A tavola tutti insieme per provare ripartire: il Cosenza si ritrova a Camigliatello
Una cena di gruppo lontano dai riflettori per ricucire, parlarsi negli occhi e provare a rimettere in moto la stagione dopo un avvio di 2026 complicato
C’era bisogno di fermarsi un attimo. Non per fuggire dai problemi, ma per guardarli da vicino, insieme. È anche da questo che nasce la cena andata in scena ieri sera in un noto locale di Camigliatello Silano, nota località turistica all’interno del comune di Spezzano della Sila, dove tutto il mondo Cosenza Calcio si è ritrovato attorno allo stesso tavolo.
Tutti presenti
Presenti tutti. Oltre alla squadra, anche staff tecnico e dirigenziale. Nessuna gerarchia, nessuna distanza. Solo la voglia di stare insieme, di riallacciare quel filo che nelle ultime settimane si era un po’ sfilacciato. Il pessimo inizio di 2026 ha lasciato scorie, più mentali che fisiche al gruppo di Buscè. La cena è stata l’occasione per parlarne senza microfoni, senza conferenze stampa, senza l’assillo del risultato immediato.
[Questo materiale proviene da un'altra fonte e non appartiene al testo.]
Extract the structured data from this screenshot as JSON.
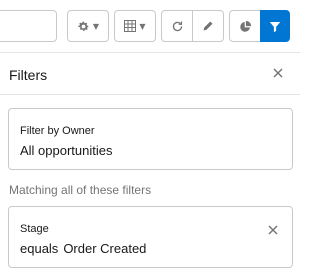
{
  "toolbar": {
    "search_placeholder": "",
    "buttons": [
      "settings-menu",
      "display-as-menu",
      "refresh",
      "edit-list",
      "charts",
      "filters"
    ]
  },
  "panel": {
    "title": "Filters"
  },
  "filters": {
    "owner": {
      "label": "Filter by Owner",
      "value": "All opportunities"
    },
    "section_note": "Matching all of these filters",
    "items": [
      {
        "field": "Stage",
        "operator": "equals",
        "value": "Order Created"
      }
    ]
  },
  "colors": {
    "accent": "#0176d3",
    "border": "#c9c9c9",
    "muted_text": "#747474",
    "text": "#181818"
  },
  "icons": [
    "gear-icon",
    "table-icon",
    "refresh-icon",
    "pencil-icon",
    "pie-chart-icon",
    "filter-funnel-icon",
    "close-icon"
  ]
}
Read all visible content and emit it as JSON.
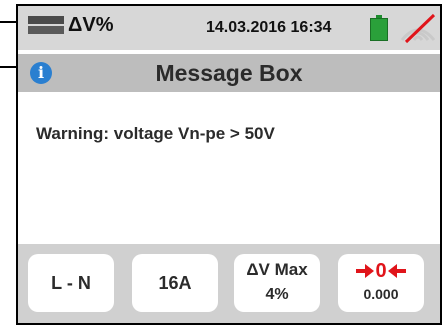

Un confronto informale, fatto di sguardi, di parole dette a bassa voce, di sorrisi che provano a riaffacciarsi. Perché prima ancora dei moduli e delle scelte tecniche, serve ritrovare compattezza. Il segnale che il gruppo c’è e intende restare unito, che le difficoltà si affrontano insieme e non ognuno per conto proprio, soprattutto adesso che, ancora di più, gli spifferi possono diventare fortissimi nel periodo del calciomercato.